Arkamı dönüp Ömer Hocaya baktım. Nazikçe gülümsedim. Hatta şuan yanaklarımın kıpkırmızı olduğundan adım kadar eminim. Rezil olmak, utanmak artık benim hobilerim arasında.

“Ne ilginç bir kızsın.” dedi sınıfa geçerken. Bende hemen arkasından girdim sınıfa. Çantasından çıkardıklarını masaya koyarken karşısındaki sıraya geçtim. Çantamdan kalem ve defterimi çıkardım. Sanki çok da ilgiliymişim gibi.

Hazırlığını tamamladıktan sonra ayağa kalktı. Ceketini çıkartıp beyaz gömleğinin kollarını yukarıya doğru kıvırdı. Kafamı elimin üzerine, elimi de sıraya koyup öylece Ömer Hocaya baktım. Bembeyaz ellerine, küçük gözlerine, gülümsediğinde dudaklarının genişlemesine... Her ayrıntısına kadar inceledim. Ben her gün bu manzarayı izlersem, hayat çekilmez olur. Derin bir nefes alıp kafamı sola doğru çevirdim. Pencereden dışarıya bakarken okulun bahçesinde kimsenin olmaması, benim burada aptal gibi durmamın tek gerçeğiydi.

“Şimdi Aslı. Seninle Tanzimat Döneminde Şiiri işleyeceğiz. Sadece notları al ve beni çok iyi dinle. Artık herşeye sıfırdan başlıyoruz.” Kafamı olumlu anlamda sallayıp elime kalemimi aldım.

Ömer Hoca anlattıkça ben dinledim. Gerekli bütün notları aldım.
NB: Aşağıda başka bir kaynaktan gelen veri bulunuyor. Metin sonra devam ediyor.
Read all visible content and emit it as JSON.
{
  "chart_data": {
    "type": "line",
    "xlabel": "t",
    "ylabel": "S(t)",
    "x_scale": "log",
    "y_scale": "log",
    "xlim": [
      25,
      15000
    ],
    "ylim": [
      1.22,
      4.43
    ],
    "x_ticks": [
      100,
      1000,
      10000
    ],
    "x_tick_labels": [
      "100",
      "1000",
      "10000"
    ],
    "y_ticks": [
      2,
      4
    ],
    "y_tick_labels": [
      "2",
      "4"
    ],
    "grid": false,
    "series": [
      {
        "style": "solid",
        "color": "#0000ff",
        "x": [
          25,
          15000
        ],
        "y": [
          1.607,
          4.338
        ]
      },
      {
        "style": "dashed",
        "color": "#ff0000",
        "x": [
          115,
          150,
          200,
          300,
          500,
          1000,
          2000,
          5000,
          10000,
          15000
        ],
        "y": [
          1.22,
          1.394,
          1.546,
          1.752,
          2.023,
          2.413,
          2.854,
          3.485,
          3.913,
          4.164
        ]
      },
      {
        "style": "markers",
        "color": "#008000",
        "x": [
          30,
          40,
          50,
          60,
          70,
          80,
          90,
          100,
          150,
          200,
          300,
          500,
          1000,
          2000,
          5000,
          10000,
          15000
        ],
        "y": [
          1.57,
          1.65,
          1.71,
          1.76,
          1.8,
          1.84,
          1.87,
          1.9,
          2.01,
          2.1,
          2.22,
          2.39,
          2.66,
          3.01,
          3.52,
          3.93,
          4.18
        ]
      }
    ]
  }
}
Herşeyi yazdım, yazdıkça dinledim.

“Hadi Aslı bana Tanzimantʼın birinci kuşağında olan şairlerimizi sırala.” dedi oldukça ilgili sesiyle.

“Şinasi, Namık Kemal ve Ziya Paşa.” dedim. Ben bu konuları hatırlıyor gibiyim.

“Hocam,” dedim dikkatini çekmek için. “Bu konular geçen yılın konuları değil mi!”